Our objective remains to ensure that the needs of residents are fully met during all hours of the night and day, ensuring that Marylebone continues to be a great place to live. It's often the case that commercial businesses may have other needs in order to sustain viable businesses but it's our goal to ensure that all parties' needs can be satisfied.
Noise continues to be one of the major issues faced within the area, both during and outside of licensed hours. We must emphasise to residents that the 'Noise Team' at Westminster City Hall is waiting for your phone calls whenever the situation is bad and 24 hours a day (020 7641 2000). We urge residents to call the team as soon as the noise begins, as this gives an officer the most chance of witnessing the disturbance for themselves. Every call is logged, including anonymous ones, and eventually they could lead to reviews being made of the license in question.
We continue to work alongside other neighbouring associations over areas such as Edgware Road, within which pedicabs and shisha smoking both continue to be a disturbance to residents and we look forward to Westminster City Council developing solutions that help to tackle both of these issues.

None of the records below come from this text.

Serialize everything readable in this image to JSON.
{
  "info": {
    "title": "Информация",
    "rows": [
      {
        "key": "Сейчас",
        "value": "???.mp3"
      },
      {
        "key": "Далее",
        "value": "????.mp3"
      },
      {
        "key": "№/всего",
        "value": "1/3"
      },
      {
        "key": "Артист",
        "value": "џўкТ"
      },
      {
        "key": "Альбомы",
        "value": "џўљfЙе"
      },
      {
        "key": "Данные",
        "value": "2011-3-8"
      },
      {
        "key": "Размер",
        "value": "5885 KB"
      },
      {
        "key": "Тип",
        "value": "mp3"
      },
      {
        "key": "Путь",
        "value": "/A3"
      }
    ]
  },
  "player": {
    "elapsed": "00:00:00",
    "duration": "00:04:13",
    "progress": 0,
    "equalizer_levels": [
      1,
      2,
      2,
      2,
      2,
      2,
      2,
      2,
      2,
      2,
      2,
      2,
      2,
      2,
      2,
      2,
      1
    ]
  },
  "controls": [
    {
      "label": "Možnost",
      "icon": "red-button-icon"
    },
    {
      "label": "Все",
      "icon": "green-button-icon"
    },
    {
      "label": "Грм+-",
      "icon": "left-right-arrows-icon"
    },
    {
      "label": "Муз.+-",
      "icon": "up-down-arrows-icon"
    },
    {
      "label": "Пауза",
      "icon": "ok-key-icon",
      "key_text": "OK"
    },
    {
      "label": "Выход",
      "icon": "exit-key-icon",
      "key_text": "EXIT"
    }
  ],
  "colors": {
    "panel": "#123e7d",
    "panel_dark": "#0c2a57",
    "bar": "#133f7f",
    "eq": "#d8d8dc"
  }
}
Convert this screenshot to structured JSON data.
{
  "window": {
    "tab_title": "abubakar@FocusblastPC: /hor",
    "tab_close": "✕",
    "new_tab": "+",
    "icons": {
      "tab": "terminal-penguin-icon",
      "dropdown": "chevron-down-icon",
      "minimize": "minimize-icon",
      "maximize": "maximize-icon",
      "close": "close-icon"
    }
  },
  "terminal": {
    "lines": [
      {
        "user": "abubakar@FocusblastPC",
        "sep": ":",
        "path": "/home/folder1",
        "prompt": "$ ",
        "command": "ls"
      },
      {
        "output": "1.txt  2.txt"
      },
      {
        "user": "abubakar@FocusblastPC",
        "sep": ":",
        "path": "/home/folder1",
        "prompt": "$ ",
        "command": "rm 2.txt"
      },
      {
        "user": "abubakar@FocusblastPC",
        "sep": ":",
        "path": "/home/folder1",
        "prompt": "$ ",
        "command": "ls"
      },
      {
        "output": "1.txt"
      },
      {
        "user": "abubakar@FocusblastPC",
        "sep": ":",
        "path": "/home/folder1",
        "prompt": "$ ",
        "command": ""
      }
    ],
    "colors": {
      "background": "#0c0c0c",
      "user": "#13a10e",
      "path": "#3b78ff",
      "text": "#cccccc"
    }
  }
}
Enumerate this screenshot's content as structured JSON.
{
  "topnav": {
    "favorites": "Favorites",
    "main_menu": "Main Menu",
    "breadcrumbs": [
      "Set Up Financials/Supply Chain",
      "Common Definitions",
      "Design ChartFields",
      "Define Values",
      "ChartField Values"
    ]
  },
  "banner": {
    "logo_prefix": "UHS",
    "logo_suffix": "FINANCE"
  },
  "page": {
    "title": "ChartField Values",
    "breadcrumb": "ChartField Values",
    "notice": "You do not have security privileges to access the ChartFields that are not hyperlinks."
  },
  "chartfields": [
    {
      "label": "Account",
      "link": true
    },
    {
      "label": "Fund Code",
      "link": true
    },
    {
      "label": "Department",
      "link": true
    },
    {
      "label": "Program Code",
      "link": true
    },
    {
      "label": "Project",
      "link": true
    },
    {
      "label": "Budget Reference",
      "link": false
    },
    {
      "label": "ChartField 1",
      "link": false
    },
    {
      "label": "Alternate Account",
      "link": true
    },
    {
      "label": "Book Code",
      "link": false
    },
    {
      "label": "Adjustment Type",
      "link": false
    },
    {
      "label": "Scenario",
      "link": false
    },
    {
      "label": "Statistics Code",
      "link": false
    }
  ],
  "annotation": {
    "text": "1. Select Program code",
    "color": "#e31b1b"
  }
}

Although we do not suffer the same pressure as our colleagues south of Oxford Street, there is nevertheless an increasing trend towards later licensing hours and larger premises. This, with the noise that it often brings during normal licensed hours, or later in the night when customers are leaving, or from deliveries and collections, has the potential to cause serious disturbance to residents, particularly over the summer period.
Whilst there are remedies such as contacting the Noise Team, and they do have a 24 hour helpline, it is obviously preferable to deal with these matters at the time of the licensing application rather than having to file a series of complaints once the nuisance is actually experienced.
The Edgware Road area probably experiences most licensing issues and it is one of the three areas in Westminster, and the only one in Marylebone, identified by the Council and the Police as a ‘Stress Area’. This means that it is much harder to obtain a new licence here to serve alcohol, although this does not apply to restaurants. We also find many complaints generated by Shisha smoking cafés. As Shisha smoking does not require a licence it makes enforcement regarding noise issues more difficult. The same principle applies - if the activity generates a nuisance, a complaint can then be made to the Council and this will be passed on to the enforcement team. Shisha smoking carries the same restrictions as any other smoking activity and enforcement action will be taken where such a breach is evidenced.
In the longer term the only satisfactory answer will be to make Shisha smoking a licensable activity and we have made this representation to the Council on a number of occasions. We have responded to a recent Westminster consultation repeating that effective enforcement of Shisha smoking can only take place once it is made subject to obtaining a licence. This would need an Act of Parliament and Westminster Council, in conjunction with other affected areas, will need to actively lobby for this. We understand that the Council intends to do so.
We are concerned about the threat of later licensing hours from the proposed extension of parts of the tube to 24 hour service. Implementation of the service is probably only a matter of time and when it happens no doubt licencees will be citing it as a ground to apply for future licence extensions, on the basis of an unmet need. This will be something that we will need to oppose.